Sujet d'invention : cataclysme climatique

03/02/2020

Écriture sur thème (3500 signes max)

Elle survolait les carcasses des navettes de police, plongeait sous les ponts à moitié effondrés, dont les structures décharnées semblaient former des portes vers un autre monde. Ses pieds effleuraient la boue sans qu'une seule fois elle ne perde ses appuis. Il pleuvait pourtant fortement. Un voile d'eau épais s'abattait sur la côte, l'eau du ciel se mêlait à l'eau de la mer, le tout alourdi par l'épaisse lumière bleutée provenant des frontières. Le bleu des barrières inondait les Zones Exclues jusqu'aux régions les plus isolées. Rien n'échappait à ce bleu qui collait à la peau, ce bleu sale et électrique aux relents de sel et des cadavres frontaliers.

Une balle fabriquée artisanalement siffla à ses oreilles. Le salopard était armé à l'ancienne. Le corps de la jeune femme, bien que athlétique, commençait à fatiguer. Elle courait depuis près de deux heures et elle avait eu le temps de traverser plusieurs anciennes îles. En quarante ans, les Keys s'étaient muées en une longue bande de terre coupée du continent. La mer s'était retirée en laissant comme seuls vestiges de son passage les ponts qui reliaient les îles entre elles, jusqu'à la Floride. Les rares scientifiques encore présents sur Key Island considéraient que le retrait de la mer était surtout dû aux barrières de plasma dont la chaleur avait modifié les courants. Cuba avait perdu la moitié de sa surface cultivable par la montée des eaux et les Keys s'étaient peu à peu unies en une seule et même gigantesque presqu'île par son retrait.

Elle accéléra le pas, malgré le supplice qui envahissait ses jambes. Elle sautait maintenant de rocher en rocher, au bord d'une mer calme, après le pont. La forêt de mangrove n'était pas loin. Peut-être que si elle l'atteignait, elle pourrait semer son poursuivant. Elle jeta un coup d'œil derrière elle. Il était dans la force de l'âge. Son tee-shirt, figé par le sel, ne bougeait quasiment pas malgré sa course effrénée. L'eau courante n'existait plus dans les Zones Exclues. Le processus de dessalement était long. Utiliser de l'eau douce pour laver les vêtements aurait relevé de l'hérésie quand des centaines d'individus survivaient avec quelques gouttes par jour.
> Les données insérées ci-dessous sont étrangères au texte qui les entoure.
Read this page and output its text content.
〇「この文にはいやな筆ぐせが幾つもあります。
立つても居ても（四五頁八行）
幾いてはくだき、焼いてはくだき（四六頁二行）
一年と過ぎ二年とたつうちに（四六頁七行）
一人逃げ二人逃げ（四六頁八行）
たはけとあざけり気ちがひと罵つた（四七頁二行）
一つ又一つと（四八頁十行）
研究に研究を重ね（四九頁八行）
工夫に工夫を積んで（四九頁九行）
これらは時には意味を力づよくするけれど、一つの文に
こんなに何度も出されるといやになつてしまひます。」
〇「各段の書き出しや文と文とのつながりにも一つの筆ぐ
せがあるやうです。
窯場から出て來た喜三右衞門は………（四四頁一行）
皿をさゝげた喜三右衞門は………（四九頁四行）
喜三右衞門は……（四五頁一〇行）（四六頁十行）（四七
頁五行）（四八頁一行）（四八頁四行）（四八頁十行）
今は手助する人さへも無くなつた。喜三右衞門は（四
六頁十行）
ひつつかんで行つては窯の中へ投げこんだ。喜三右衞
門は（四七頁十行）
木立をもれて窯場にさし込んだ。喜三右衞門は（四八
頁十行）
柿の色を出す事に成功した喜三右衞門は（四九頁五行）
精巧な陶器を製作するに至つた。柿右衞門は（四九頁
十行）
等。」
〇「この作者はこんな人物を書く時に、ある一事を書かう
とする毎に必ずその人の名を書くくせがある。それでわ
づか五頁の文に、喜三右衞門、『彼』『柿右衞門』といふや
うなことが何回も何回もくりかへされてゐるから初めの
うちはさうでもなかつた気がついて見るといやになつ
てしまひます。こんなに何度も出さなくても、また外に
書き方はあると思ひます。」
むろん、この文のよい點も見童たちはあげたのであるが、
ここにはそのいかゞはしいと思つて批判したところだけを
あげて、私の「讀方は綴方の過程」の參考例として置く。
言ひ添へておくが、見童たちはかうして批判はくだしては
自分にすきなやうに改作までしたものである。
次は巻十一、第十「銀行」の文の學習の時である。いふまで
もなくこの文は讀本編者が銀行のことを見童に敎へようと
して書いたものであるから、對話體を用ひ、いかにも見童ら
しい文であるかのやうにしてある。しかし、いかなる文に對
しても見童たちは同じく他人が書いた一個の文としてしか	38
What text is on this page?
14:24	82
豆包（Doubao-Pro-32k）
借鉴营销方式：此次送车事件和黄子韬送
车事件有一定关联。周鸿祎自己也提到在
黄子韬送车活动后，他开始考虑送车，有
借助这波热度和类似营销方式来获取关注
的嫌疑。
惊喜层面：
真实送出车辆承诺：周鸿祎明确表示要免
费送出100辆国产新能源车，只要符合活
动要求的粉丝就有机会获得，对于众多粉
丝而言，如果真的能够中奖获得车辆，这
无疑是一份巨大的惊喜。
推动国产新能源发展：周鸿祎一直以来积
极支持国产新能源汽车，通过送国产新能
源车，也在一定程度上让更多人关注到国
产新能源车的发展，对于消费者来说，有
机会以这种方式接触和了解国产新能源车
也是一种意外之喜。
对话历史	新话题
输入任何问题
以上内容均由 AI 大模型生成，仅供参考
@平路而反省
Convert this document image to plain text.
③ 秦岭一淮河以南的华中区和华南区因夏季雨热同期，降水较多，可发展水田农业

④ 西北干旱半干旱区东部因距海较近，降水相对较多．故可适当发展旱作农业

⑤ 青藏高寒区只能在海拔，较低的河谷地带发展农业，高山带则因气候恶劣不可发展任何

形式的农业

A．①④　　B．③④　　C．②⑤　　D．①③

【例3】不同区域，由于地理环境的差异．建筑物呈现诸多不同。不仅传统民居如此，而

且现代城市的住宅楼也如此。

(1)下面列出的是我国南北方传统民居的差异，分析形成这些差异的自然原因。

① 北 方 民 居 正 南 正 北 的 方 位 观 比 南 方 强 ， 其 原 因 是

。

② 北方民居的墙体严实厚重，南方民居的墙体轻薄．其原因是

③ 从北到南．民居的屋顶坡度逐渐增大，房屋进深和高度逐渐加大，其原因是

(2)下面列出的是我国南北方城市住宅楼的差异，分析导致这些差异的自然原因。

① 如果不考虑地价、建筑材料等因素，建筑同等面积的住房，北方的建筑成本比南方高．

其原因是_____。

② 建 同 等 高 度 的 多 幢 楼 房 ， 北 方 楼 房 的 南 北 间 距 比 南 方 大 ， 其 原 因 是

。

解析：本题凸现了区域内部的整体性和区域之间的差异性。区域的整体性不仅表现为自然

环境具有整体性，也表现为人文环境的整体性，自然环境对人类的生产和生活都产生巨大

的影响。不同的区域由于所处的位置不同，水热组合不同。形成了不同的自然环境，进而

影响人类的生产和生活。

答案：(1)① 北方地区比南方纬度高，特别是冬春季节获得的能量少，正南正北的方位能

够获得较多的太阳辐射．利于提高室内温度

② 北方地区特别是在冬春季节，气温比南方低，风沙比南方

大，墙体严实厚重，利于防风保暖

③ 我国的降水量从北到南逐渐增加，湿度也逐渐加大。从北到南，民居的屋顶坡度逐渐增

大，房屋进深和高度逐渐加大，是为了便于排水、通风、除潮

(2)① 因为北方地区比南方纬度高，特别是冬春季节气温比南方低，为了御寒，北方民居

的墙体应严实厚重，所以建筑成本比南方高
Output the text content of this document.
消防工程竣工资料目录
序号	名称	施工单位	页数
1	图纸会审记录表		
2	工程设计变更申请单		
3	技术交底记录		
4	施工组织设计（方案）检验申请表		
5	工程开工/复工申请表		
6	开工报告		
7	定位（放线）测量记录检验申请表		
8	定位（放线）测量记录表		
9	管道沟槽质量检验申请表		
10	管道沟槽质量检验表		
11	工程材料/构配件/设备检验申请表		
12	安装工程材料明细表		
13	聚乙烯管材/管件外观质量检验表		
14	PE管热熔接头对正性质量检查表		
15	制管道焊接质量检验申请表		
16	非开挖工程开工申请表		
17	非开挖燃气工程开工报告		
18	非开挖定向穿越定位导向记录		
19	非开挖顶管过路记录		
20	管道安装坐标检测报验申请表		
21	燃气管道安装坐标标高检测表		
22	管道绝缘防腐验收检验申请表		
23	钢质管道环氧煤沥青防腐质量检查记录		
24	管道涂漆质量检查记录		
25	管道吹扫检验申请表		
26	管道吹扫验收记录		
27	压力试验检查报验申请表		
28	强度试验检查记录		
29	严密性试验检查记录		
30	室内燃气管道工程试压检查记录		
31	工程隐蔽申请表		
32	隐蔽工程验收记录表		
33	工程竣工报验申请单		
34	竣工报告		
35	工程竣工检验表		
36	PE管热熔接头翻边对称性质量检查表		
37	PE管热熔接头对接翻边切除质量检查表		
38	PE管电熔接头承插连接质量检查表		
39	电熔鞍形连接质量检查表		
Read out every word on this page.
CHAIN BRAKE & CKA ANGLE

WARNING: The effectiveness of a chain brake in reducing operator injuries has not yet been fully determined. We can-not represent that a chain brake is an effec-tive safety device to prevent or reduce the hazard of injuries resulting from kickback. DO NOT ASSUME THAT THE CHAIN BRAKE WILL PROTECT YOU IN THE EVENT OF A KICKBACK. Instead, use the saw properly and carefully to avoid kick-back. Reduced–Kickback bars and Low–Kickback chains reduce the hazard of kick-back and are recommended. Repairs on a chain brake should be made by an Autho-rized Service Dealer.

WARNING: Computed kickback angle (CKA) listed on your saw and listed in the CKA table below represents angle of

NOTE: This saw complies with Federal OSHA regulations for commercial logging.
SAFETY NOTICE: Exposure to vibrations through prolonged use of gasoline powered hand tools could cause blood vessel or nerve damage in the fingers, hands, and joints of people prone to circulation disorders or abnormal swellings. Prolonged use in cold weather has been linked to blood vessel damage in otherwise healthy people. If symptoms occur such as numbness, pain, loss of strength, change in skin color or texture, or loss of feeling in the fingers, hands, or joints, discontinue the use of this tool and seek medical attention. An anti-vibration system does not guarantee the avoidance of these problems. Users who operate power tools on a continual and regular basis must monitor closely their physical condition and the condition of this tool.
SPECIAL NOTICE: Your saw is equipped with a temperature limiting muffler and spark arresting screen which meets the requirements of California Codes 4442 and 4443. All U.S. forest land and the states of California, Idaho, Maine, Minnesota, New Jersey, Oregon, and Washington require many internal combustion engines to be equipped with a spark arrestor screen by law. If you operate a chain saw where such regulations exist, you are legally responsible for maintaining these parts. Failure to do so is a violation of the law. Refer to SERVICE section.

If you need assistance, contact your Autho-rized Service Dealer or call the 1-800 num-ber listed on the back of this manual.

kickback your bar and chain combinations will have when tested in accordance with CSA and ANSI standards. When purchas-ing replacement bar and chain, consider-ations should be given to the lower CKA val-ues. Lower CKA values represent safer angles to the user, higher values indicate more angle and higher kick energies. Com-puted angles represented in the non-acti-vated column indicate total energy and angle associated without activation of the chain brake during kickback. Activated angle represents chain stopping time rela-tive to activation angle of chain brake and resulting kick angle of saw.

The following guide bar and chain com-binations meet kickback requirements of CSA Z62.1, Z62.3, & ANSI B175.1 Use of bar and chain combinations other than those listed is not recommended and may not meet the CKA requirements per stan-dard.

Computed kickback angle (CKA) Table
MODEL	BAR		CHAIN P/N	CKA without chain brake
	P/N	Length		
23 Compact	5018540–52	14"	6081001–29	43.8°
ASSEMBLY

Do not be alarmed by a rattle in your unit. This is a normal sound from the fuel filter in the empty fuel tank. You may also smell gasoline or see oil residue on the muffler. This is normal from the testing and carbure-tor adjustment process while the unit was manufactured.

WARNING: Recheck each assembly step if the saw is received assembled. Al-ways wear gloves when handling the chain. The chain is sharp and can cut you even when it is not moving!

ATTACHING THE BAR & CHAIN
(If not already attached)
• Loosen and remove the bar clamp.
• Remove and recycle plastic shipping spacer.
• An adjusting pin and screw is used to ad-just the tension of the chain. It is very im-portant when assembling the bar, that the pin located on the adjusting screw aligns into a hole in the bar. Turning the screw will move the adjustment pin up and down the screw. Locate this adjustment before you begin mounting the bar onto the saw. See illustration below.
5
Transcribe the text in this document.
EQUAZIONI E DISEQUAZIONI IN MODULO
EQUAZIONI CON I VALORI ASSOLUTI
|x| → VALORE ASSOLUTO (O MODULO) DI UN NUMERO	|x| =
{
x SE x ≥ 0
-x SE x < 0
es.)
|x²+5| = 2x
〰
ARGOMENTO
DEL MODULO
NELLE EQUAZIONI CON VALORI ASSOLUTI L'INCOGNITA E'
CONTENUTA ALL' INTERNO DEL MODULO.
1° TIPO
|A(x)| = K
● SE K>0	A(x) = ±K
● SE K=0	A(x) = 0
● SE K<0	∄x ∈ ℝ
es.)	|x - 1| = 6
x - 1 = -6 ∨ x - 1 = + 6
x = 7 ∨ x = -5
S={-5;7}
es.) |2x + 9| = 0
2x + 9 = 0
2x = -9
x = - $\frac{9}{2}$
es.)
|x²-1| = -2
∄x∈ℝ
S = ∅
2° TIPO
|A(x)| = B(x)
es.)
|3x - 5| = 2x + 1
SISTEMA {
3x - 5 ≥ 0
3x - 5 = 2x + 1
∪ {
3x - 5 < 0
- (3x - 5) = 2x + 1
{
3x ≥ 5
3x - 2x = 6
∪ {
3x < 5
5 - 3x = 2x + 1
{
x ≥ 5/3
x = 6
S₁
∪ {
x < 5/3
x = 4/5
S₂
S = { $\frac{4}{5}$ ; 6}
La plage se réduisait petit à petit et la forêt de mangrove commençait à prendre le pas sur le sable. Elle faisait l'équilibriste de racine en racine en évitant le plus possible le sol spongieux. Le saumon se balançait dans sa main gauche au rythme de ses foulées. Elle l'avait presque oublié. Vu sa taille, il devait se vendre facilement plus de mille dollars, ce qui expliquait l'acharnement du poissonnier. Mille dollars, c'était une somme suffisante pour vivre un mois à l'abri du besoin. Elle n'allait pas tenir plus longtemps, les crampes commençaient à envahir ses cuisses. Un coup de feu de plus vint exploser le tronc de la mangrove sur sa droite. Les tirs se faisaient de plus en plus précis. Elle risquait d'y passer. Elle regarda d'un air triste son saumon. Brusquement, elle se retourna et le jeta à la figure de son poursuivant, qui s'arrêta pour le récupérer.

« - C'est ça, dégage salope, avant que je te plombe ! » hurla le poissonnier, rouge de colère.

Elle manqua de s'arrêter pour aller lui mettre une droite. Se souvenant du pistolet, elle ravala sa fierté et continua sa course. Elle aura sa revanche, mais plus tard. Une fois à distance raisonnable de l'homme au pistolet, elle ralentit le pas. La rage laissa place à la fatigue et aux pleurs nerveux. Nina fêtait ses dix neuf ans aujourd'hui, et c'était la troisième fois qu'elle risquait sa vie.